Apa itu Ekofeminisme ? Apakah kalian pernah mendengar aliran feminis yang disebut ekofeminis. Seperti namanya, ekofeminis mempunyai keterkaitan dengan kelestarian alam. Tapi masih sedikit orang yang mengenal misi mulia aliran ekofeminis.
Paham ini dilahirkan oleh tokoh feminis Francoise d’Eaubonne pada 1974, melalui tulisannya yang berjudul Le Feminisme ou La Mort. Francoise mengedukasi akan pentingnya memperhatikan alam yang terus mengalami kerusakan. Dan menurutnya sejalan dengan kasus-kasus 'perusakan' kaum perempuan oleh pola pikir patriarki.

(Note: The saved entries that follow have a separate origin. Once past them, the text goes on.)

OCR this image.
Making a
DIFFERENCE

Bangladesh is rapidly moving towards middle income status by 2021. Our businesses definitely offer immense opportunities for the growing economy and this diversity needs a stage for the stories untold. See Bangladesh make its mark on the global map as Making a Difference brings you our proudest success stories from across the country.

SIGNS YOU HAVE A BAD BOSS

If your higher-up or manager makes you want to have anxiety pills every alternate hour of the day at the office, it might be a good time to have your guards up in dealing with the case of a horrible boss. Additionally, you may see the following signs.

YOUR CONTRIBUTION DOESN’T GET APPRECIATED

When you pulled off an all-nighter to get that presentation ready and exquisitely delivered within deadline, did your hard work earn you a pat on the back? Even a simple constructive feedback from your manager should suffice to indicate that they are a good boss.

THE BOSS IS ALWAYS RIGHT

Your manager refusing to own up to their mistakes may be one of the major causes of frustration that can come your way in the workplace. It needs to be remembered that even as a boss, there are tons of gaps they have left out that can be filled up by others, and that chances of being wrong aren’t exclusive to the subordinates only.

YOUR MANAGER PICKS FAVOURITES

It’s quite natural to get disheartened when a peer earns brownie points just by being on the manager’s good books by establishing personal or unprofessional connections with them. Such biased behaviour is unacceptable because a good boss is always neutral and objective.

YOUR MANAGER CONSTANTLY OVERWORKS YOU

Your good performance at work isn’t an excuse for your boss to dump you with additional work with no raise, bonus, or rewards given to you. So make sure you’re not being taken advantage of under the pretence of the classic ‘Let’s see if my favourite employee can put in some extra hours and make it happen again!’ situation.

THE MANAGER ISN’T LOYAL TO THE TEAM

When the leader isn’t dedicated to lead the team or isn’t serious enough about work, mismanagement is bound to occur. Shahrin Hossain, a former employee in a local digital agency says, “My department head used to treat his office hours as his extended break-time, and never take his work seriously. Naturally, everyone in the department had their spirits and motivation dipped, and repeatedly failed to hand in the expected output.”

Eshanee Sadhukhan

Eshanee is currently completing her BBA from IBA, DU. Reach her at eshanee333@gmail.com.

Menurut pendiri Yayasan Pulih, Kristi Poerwandari, analogi dari Ekofeminisme adalah apabilan perusakan pada alam bearti juga melakukan perusakan terhadap kalangan perempuan. Begitu juga sebaliknya, apabila ada pembebasan alam bearti melakukan pembebasan pula pada kalangan perempuan.
Pada 1970-an, para ahli ekofeminis menyatakan jika segala bentuk kerusakan alam hanya dapat disembuhkan oleh naluri feminin untuk memelihara. Karena peran sosial tradisional perempuan di saat itu yang dianggap sebagai pengasuh dan pemelihara sehingga mempunyai keterkaitan yang sangat erat dengan alam secara khusus.
Seorang ekofeminis, Karen J. Warren mengatakan jika pola pikir hirarkis, dualistik, atau menindas merupakan cara berpikir maskulin yang sudah mengancam keselamatan kalangan perempuan dan alam seperti eksploitasi alam yang juga berbanding lurus dengan 'perusakan' perempuan dengan penindasan atas hak-hak perempuan maupun pola pikir patriarki.
Ekofeminisme (via Retizen)
Cara pandang para penganut ekofeminis memang menarik untuk dipelajari, lantaran ekofeminisme itu sendiri pada hakekatnya lahir dengan gagasan utama yaitu kondisi di mana bumi yang digambarkan sebagai 'ibu' telah dieksploitasi dan dirusak oleh sistem atau pihak-pihak serakah yang berkuasa. Ekofeminisme lahir sebagai bentuk jawaban dari kebutuhan dasar untuk menyelamatkan bumi dengan berdasarkan pada kalangan perempuan yang dianggap kompeten mengelola lingkungan hidup.
Sejauh ini sudah banyak gerakan-gerakan perbaikan alam oleh para ekofeminis, salah satunya adalah gerakan Love Canal di New York pada 1978 dalam bentuk protes bahwa lingkungan hidup mereka dibangun di atas tempat pembuangan racun bawah tanah yang mengakibatkan keracuna pada anak-anak, kecacatan bayi yang lahir dari perempuan yang terpapar racun. Kemudian ada gerakan Green Belt pada 1977 yang dipelopori dan dilakukan bersama-sama dengan melakukan penanaman pohon di pelosok-pelosok desan oleh kalangan perempuan pada masa itu.
Ekofeminisme (via Jurnal UGM)
Di Indonesia sendiri ada gerakan Ekofeminisme yang dipelopori oleh perempuan adalah Nusa Tenggara Timur bernama Aleta. Ia membuat para perempuan di Mollo, NTT untuk mengisi penambah selama lebih dari 13 tahun. Karena baginya, merusak alam sama saja seperti merusak tubuh sendiri.